Fox and CBS are trying to make it work financially by filming Animal Control and Ghosts in Canada. But overall, single-camera comedies are in danger of going extinct on broadcast, replaced by their more cost-effective multi-camera counterparts as the broadcast model can no longer fully support them. It’s not a coincidence that the Young Sheldon spinoff, Georgie & Mandy’s First Marriage, will be multi-camera like Young Sheldon’s predecessor, The Big Bang Theory, the last hugely profitable broadcast comedy series.
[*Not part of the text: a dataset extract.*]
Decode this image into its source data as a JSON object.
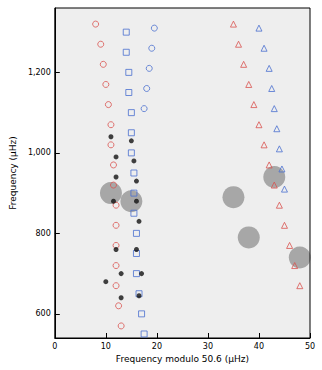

The trend is expected to continue as I have been hearing that ABC, CBS, NBC — and to some extent Fox — have been soliciting mostly procedurals and multi-camera comedies for development.
‘Tracker’
CBS
On the procedural front, there has also been an intriguing obsession with series about searching for missing people. We’ve had occasional procedural dramas set in that world in the past, most notably CBS’ Without a Trace, but I don’t think we’ve ever had three at the same time, freshmen Tracker on CBS and Found on NBC and sophomore Alert: Missing Persons Unit on Fox.
The genre seems to be thriving, with all three dramas earning renewals for next season and Tracker, starring Justin Hartley, ranking as the top series of the season after a splashy post-Super Bowl premiere.
Falling into the overall trend are also two dramas focused on chasingr missing criminals, CBS’ FBI: Most Wanted and NBC’s upcoming The Hunting Party.
So, we will have five dramas tracking down innocent or guilty people on broadcast next season but we will likely never have another one about a missing plane like Manifest or a crashed plane like Lost or a real-time anti-terrorist operation like 24 or a constellation of superheroes like the Arrowverse on the CW.
For now, streamers are willing to tackle those out-of-the-box ideas with shows like Netflix’s Stranger Things, Prime Video’s The Marvelous Mrs. Maisel and Apple’s Ted Lasso, or revisit some that originated on broadcast, with a new Office series ordered by Peacock and a new Prison Break installment in the works at Hulu.
But with some streamers, led by Netflix, starting to invest more heavily in broadcast-style procedurals as well as multi-cam comedies, the respite may not be for long.